My dad wrote a fair few books, and used to edit some fairly big london magazines, I think it was either Private Eye or Time Out or both. My grandad on the other side of the family used to be in the intelligence services during the falklands war, he's told me all kinds of stories about it, and one time after I did my spanish GCSE he asked me to help him translate an intercepted argentinian communication that they never bothered to translate at the time for a book he was writing. I should probably write a book.

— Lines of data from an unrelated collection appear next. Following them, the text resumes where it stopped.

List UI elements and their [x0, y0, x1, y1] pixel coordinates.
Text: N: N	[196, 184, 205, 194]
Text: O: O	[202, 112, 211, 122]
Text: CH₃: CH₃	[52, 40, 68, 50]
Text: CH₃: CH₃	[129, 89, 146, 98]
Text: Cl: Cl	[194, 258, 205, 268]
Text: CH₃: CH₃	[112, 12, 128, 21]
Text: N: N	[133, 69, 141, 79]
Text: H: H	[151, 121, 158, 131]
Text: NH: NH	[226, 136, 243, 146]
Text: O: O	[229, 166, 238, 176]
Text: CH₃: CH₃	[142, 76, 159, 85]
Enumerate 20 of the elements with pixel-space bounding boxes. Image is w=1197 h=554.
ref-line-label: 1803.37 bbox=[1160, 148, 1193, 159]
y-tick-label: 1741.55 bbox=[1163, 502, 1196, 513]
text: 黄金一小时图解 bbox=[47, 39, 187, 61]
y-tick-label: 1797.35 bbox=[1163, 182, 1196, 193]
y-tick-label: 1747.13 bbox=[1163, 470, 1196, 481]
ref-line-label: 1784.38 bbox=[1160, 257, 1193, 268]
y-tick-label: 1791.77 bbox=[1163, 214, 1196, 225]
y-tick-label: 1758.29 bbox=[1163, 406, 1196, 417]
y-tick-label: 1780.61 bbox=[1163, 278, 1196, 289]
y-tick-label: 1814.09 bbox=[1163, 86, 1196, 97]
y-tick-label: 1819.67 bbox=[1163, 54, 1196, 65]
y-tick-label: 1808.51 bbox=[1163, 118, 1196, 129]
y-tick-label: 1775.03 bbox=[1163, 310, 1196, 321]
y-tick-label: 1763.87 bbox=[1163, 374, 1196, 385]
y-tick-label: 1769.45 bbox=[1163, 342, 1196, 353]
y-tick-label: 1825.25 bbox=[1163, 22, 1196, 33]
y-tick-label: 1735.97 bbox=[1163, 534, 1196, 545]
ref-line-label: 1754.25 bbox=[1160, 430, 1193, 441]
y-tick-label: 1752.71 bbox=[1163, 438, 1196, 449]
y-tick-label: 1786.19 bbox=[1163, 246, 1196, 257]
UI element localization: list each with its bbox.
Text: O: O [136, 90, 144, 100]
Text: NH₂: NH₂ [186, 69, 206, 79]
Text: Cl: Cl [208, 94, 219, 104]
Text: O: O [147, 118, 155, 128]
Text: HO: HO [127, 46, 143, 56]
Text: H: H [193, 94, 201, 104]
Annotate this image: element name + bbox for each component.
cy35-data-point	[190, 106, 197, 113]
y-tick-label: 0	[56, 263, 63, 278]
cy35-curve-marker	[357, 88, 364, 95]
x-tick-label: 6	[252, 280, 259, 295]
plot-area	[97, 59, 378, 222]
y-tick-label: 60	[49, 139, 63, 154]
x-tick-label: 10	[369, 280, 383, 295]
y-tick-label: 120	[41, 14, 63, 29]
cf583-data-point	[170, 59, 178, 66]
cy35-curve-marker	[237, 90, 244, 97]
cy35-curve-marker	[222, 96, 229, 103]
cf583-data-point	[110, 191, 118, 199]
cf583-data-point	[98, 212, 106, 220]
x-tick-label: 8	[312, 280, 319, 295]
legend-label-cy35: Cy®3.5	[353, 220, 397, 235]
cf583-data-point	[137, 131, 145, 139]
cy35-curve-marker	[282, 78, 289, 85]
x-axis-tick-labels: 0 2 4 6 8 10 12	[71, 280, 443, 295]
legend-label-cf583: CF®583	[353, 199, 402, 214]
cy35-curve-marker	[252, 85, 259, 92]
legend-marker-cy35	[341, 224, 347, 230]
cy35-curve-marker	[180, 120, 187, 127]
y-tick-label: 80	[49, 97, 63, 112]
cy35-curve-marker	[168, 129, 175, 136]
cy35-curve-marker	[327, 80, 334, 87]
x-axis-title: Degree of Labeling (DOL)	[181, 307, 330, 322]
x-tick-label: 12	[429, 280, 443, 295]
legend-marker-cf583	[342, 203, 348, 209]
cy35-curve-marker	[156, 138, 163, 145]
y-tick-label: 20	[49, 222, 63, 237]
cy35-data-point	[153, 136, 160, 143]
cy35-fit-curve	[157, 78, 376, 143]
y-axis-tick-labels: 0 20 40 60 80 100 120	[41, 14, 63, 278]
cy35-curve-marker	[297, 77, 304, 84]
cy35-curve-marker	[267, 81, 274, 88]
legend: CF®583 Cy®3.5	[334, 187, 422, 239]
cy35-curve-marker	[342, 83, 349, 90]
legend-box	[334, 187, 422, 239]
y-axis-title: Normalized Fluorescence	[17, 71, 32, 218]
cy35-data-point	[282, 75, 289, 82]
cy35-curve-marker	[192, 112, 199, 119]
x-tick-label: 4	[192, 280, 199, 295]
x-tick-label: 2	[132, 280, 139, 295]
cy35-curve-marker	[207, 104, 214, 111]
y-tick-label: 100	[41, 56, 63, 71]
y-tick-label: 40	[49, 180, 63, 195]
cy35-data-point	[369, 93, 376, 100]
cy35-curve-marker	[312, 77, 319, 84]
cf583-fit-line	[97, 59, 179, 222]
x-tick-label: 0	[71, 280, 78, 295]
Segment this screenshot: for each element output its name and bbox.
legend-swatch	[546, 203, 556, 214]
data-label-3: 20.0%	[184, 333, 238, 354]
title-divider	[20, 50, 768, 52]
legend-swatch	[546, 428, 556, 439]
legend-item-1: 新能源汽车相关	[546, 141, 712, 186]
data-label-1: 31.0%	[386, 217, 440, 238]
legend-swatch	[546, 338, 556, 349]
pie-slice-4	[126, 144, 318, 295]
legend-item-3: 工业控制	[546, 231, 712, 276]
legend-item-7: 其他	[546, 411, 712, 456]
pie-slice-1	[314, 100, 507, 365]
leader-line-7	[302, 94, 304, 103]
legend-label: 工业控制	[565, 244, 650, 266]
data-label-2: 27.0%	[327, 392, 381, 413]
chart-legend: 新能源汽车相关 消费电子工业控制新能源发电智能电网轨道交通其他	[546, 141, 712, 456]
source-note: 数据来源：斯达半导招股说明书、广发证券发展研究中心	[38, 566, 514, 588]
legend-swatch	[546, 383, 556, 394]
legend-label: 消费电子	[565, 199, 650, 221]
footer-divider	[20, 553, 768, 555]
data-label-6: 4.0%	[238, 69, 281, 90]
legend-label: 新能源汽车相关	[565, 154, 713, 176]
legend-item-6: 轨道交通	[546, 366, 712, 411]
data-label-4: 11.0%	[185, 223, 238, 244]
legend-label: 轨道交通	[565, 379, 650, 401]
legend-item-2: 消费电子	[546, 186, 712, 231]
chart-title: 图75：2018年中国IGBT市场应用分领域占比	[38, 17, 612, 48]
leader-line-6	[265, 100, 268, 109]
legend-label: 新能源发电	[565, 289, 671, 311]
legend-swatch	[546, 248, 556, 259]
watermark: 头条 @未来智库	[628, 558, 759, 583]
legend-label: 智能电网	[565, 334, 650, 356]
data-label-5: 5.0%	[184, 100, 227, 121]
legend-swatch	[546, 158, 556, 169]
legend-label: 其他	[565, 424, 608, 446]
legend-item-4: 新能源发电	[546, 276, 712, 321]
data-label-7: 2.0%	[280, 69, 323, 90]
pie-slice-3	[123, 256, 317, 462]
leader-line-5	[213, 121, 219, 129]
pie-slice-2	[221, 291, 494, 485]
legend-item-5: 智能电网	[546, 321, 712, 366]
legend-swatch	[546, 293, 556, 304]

My dad worked for NASA 1980's-1990's and worked on the gamma ray spectrometer... it blew up. ( [url]http://heasarc.nasa.gov/docs/heasarc/missions/marsobs.html[/url] ) He also wrote a book about spectral analysis: [url]http://www.amazon.co.uk/Theory-Operation-Spectral-Analysis-Measurement/dp/0883189410/ref=sr_1_1?ie=UTF8&qid=1317573906&sr=8-1[/url] Proof: [url]https://plus.google.com/117601613035749523627[/url] [url]http://bambofy.blogspot.com/[/url] (he's following me) He now is the head of the technology and innovation sector of Arcadis. ps. sorry for necroing Any questions, just ask.
My step-father met Tom Hanks at the airport once. My mother shot my biological father's dog (against his will and after he dared her to do it after she had complained to put it down and then handed her a gun) in the head because it was retarded and in misery. [editline]2nd October 2011[/editline] My adopted grandfather worked for our government as a spy, not sure where, but someone caught him and he killed them with his bare hands (or maybe it was piano wire? I forgot...)
[QUOTE=Pocket Medic;32536707]With 'was', do you mean she gave up, or ..? :smith:[/QUOTE] I'm late, but not long before she met my dad she gave it up.